Message par Cyril Drouet » 25 juin 2019, 08:49

Royal Scot's Guard a écrit :
25 juin 2019, 08:30
Sait-on qui oeuvrait dans cette cuisine durant la captivité ?
:salut:
Un point sur la question par Albertuk :
"- Le Page: piètre cuisinier, arrivé en 1816 avec Napoléon

- Jeannette, une Belge (de vrai nom Catherine Sablon), qui fut envoyée en juin 1816 des cuisines de Hudson Lowe pour remplacer Lepage malade; Longwood apprécia sa cuisine et la garda comme assistante de Lepage; les deux cuisiniers se marièrent en fin 1816, eurent une fille en septembre 1817, et quittèrent tous trois Longwood le 28 mai 1818.
Lepage serait mort une année après son retour de Sainte-Hélène.

- des Chinois qui remplacèrent Lepage et Jeannette pour environ 2 mois.

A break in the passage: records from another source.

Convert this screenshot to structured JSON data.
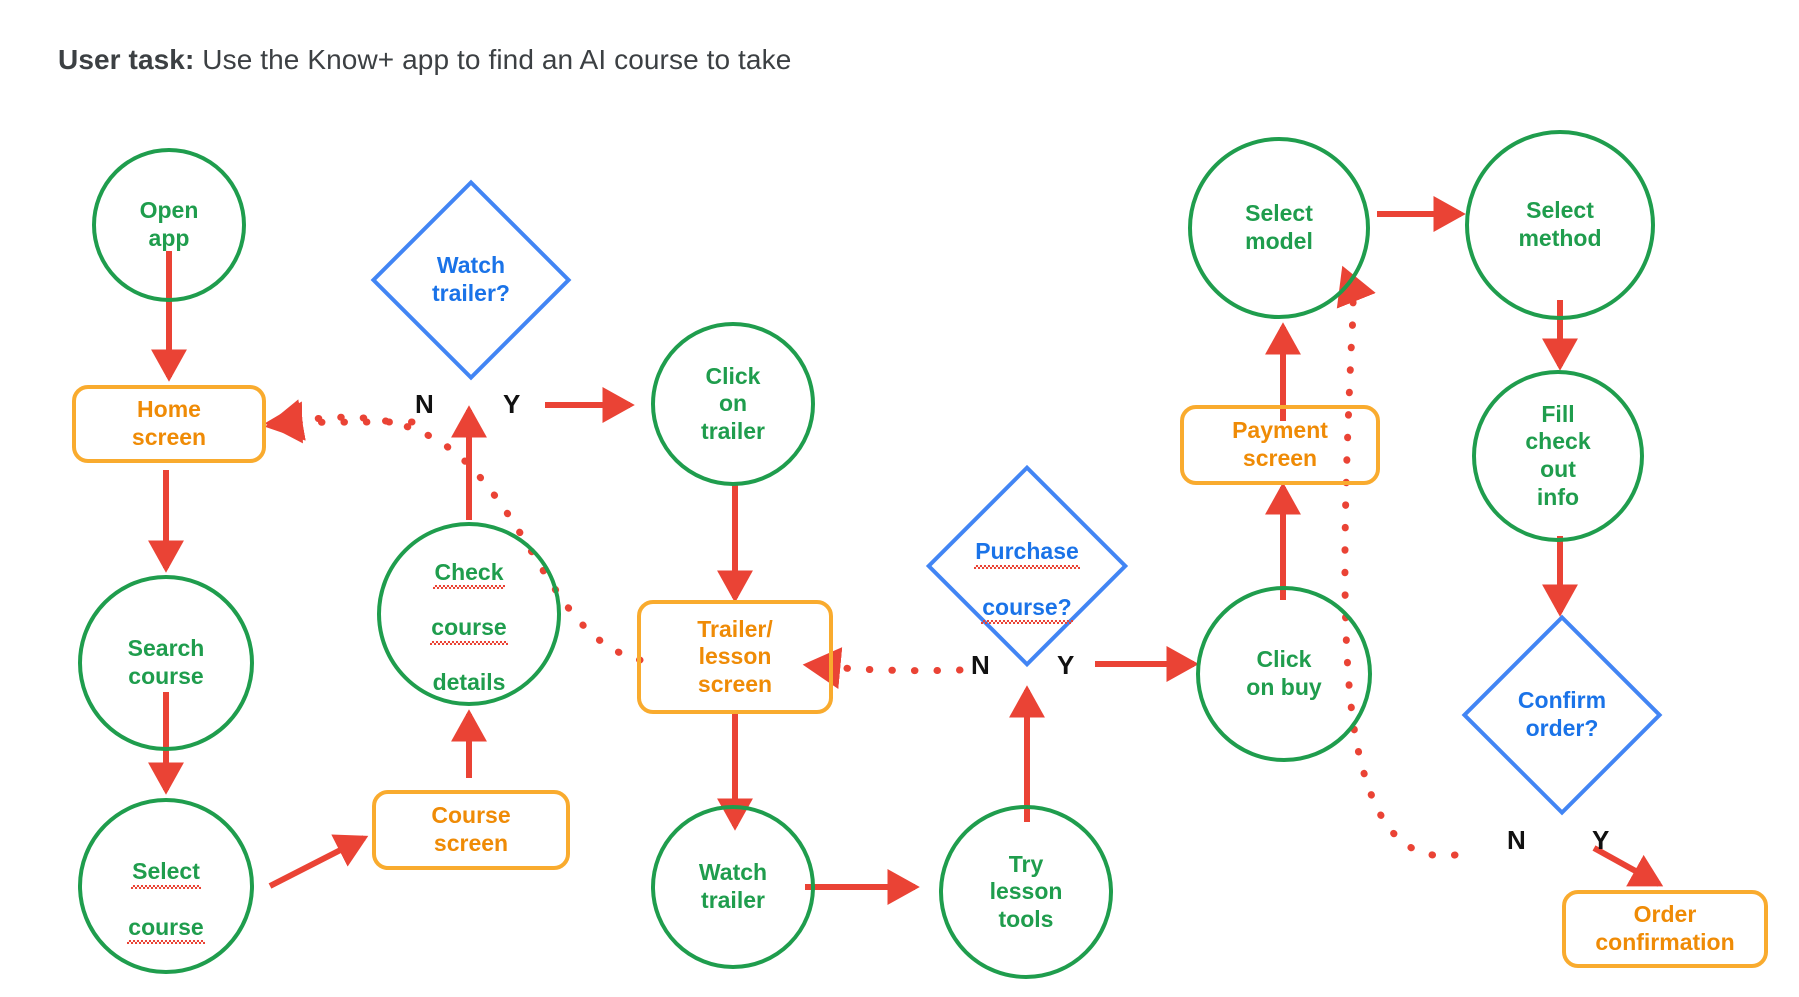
{
  "title": {
    "prefix": "User task:",
    "text": " Use the Know+ app to find an AI course to take"
  },
  "colors": {
    "process_green": "#1f9d4d",
    "screen_orange": "#ef8b06",
    "screen_orange_border": "#f9ab2e",
    "decision_blue": "#1a73e8",
    "decision_blue_border": "#4285f4",
    "arrow_red": "#ea4335",
    "title_gray": "#3c4043",
    "branch_black": "#111111"
  },
  "nodes": {
    "open_app": {
      "label": "Open\napp",
      "shape": "circle"
    },
    "home_screen": {
      "label": "Home\nscreen",
      "shape": "rounded"
    },
    "search_course": {
      "label": "Search\ncourse",
      "shape": "circle"
    },
    "select_course": {
      "line1": "Select",
      "line2": "course",
      "shape": "circle"
    },
    "course_screen": {
      "label": "Course\nscreen",
      "shape": "rounded"
    },
    "check_course_details": {
      "line1": "Check",
      "line2": "course",
      "line3": "details",
      "shape": "circle"
    },
    "watch_trailer_q": {
      "label": "Watch\ntrailer?",
      "shape": "diamond"
    },
    "click_on_trailer": {
      "label": "Click\non\ntrailer",
      "shape": "circle"
    },
    "trailer_lesson_screen": {
      "label": "Trailer/\nlesson\nscreen",
      "shape": "rounded"
    },
    "watch_trailer": {
      "label": "Watch\ntrailer",
      "shape": "circle"
    },
    "try_lesson_tools": {
      "label": "Try\nlesson\ntools",
      "shape": "circle"
    },
    "purchase_course_q": {
      "line1": "Purchase",
      "line2": "course?",
      "shape": "diamond"
    },
    "click_on_buy": {
      "label": "Click\non buy",
      "shape": "circle"
    },
    "payment_screen": {
      "label": "Payment\nscreen",
      "shape": "rounded"
    },
    "select_model": {
      "label": "Select\nmodel",
      "shape": "circle"
    },
    "select_method": {
      "label": "Select\nmethod",
      "shape": "circle"
    },
    "fill_check_out_info": {
      "label": "Fill\ncheck\nout\ninfo",
      "shape": "circle"
    },
    "confirm_order_q": {
      "label": "Confirm\norder?",
      "shape": "diamond"
    },
    "order_confirmation": {
      "label": "Order\nconfirmation",
      "shape": "rounded"
    }
  },
  "branches": {
    "watch_trailer_n": "N",
    "watch_trailer_y": "Y",
    "purchase_course_n": "N",
    "purchase_course_y": "Y",
    "confirm_order_n": "N",
    "confirm_order_y": "Y"
  }
}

- La Roche, un Anglais, fils de Français, qui faisait partie de la mission Amherst (arrivée en fin juin 1817); il entra au service de Longwood en juillet 1818, était piètre cuisiner lui aussi, et il quitta Longwood en mars 1819 à cause des fumées de ses poêles qui l'indisposaient.

- des Chinois à nouveau, jusqu'à l'arrivée de Chandellier 6-7 mois plus tard.

- Chandellier, envoyé par Pauline avec les prêtres de Fesch et Antommarchi. Arrivé à Longwood en septembre 1819, ce cuisinier tomba aussi gravement malade en mars 1820. Jacques Chandelier est né à Melun en 1798, arrive à Sainte-Hélène le 20 septembre 1819.
Comme il avait rencontré Laroche qui lui avait parlé des difficultés qu'il rencontrerait sur place, Chandelier avait apporté du matériel et il parvint à améliorer les conditions de son travail. Il essaie aussi de préparer des aliments qui pourraient plaire - cela a été agréable le temps de la nouveauté mais ensuite cela déplut.
De plus, malgré qu'il fût jeune et qu'il parût en bonne santé, il fut atteint presque tout de suite par le climat: moins de sept mois après son arrivée, il était à réformer (avril 1820). (p279)

- Perrasset (orthographe selon Bathurst et Perrasset lui-même) ou Peyrusset (selon Masson), qui est envoyé de Londres pour Sainte Hélène en début décembre 1820, en aide à Jacques Chandellier souvent malade, et aussi accompagné de Louis Chandellier, cousin junior du premier. Leur convoi passe par le Cap de Bonne Espérance; ils n'arriveront pas à Longwood avant le décès de Napoléon. "
" Grâce aux prisonniers. Bonchamps le veut. Bonchamps l'ordonne ! " (d'Autichamp)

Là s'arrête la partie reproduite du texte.